Myra Frances does an excellent job as Anne, particularly since Ronder's script gives her the opportunity to show a little depth and humanity. Her earlier appearance had simply presented her as a spoiled, rich socialite, whereas now she seems significantly more brittle and human. There is an engaging arc to her character as the episode goes on, from arrogant presumption to genuine terror of meeting Vic face-to-face to a sort of emotional resolution by the episode's end.
For Vic himself it's a bit of a struggle. We don't see him face-to-face or even hear his voice until he's already attempted suicide. When he is revealed immediately afterwards he has a bloody graze across his cheek and is played by an entirely different actor: Terry Scully being replaced by Hugh Walters. Walters does a very good job with the role, and to be honest it does feel very acceptable to have him in the role by the end. On the other hand it does feel like the attempted suicide was a foolhardy attempt to explain why the character suddenly looked different. Suicide is a huge bomb to drop on any narrative drama, and if it is not expressed and explored properly it very easily feels cheap and lazy. That is certainly how it feels here.

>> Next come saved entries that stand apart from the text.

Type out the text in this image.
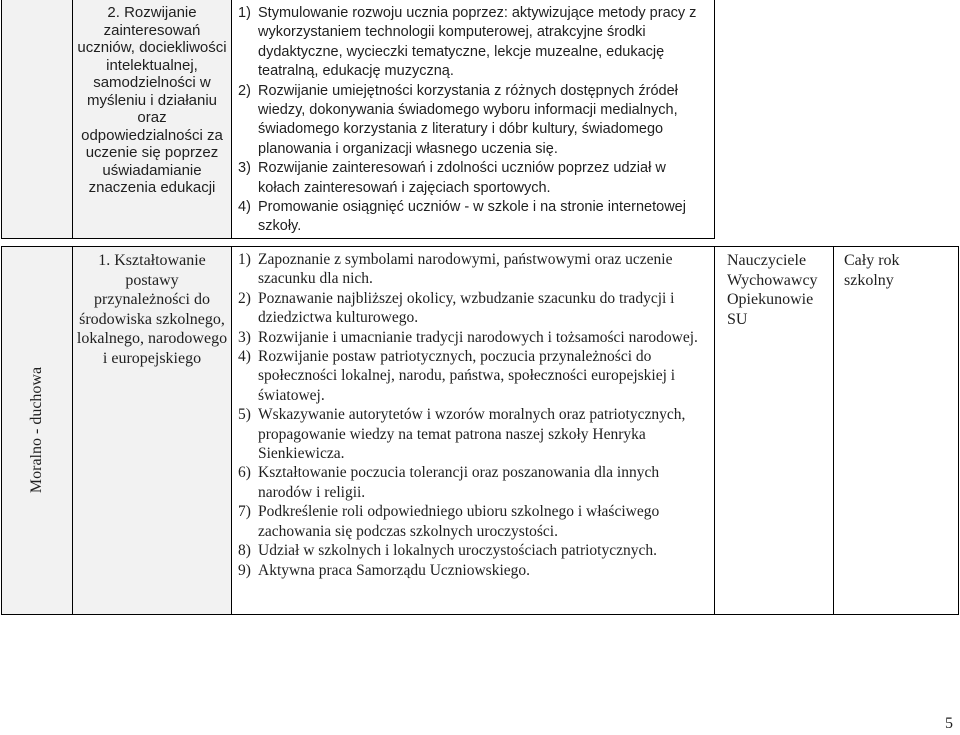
2. Rozwijanie zainteresowań uczniów, dociekliwości intelektualnej, samodzielności w myśleniu i działaniu oraz odpowiedzialności za uczenie się poprzez uświadamianie znaczenia edukacji
1) Stymulowanie rozwoju ucznia poprzez: aktywizujące metody pracy z wykorzystaniem technologii komputerowej, atrakcyjne środki dydaktyczne, wycieczki tematyczne, lekcje muzealne, edukację teatralną, edukację muzyczną.
2) Rozwijanie umiejętności korzystania z różnych dostępnych źródeł wiedzy, dokonywania świadomego wyboru informacji medialnych, świadomego korzystania z literatury i dóbr kultury, świadomego planowania i organizacji własnego uczenia się.
3) Rozwijanie zainteresowań i zdolności uczniów poprzez udział w kołach zainteresowań i zajęciach sportowych.
4) Promowanie osiągnięć uczniów - w szkole i na stronie internetowej szkoły.
Moralno - duchowa
1. Kształtowanie postawy przynależności do środowiska szkolnego, lokalnego, narodowego i europejskiego
1) Zapoznanie z symbolami narodowymi, państwowymi oraz uczenie szacunku dla nich.
2) Poznawanie najbliższej okolicy, wzbudzanie szacunku do tradycji i dziedzictwa kulturowego.
3) Rozwijanie i umacnianie tradycji narodowych i tożsamości narodowej.
4) Rozwijanie postaw patriotycznych, poczucia przynależności do społeczności lokalnej, narodu, państwa, społeczności europejskiej i światowej.
5) Wskazywanie autorytetów i wzorów moralnych oraz patriotycznych, propagowanie wiedzy na temat patrona naszej szkoły Henryka Sienkiewicza.
6) Kształtowanie poczucia tolerancji oraz poszanowania dla innych narodów i religii.
7) Podkreślenie roli odpowiedniego ubioru szkolnego i właściwego zachowania się podczas szkolnych uroczystości.
8) Udział w szkolnych i lokalnych uroczystościach patriotycznych.
9) Aktywna praca Samorządu Uczniowskiego.
Nauczyciele
Wychowawcy
Opiekunowie
SU
Cały rok szkolny
5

There is some strong writing in this episode, notably a few scenes in which Vic - tasked with education the community's two young children - tells an abstract children's story of what happened to him and Anne. By abstracting the story and telling it to a pair of children it takes on a much more haunting, emotional quality.
This is the eighth good episode out of 11. While imperfect, Survivors really is demonstrating a knack for a dark, slightly cynical vision of a gentle apocalypse. It remains a very British take on the end of the world, and generally remains very enjoyable. The quality ratio rises to 73 per cent.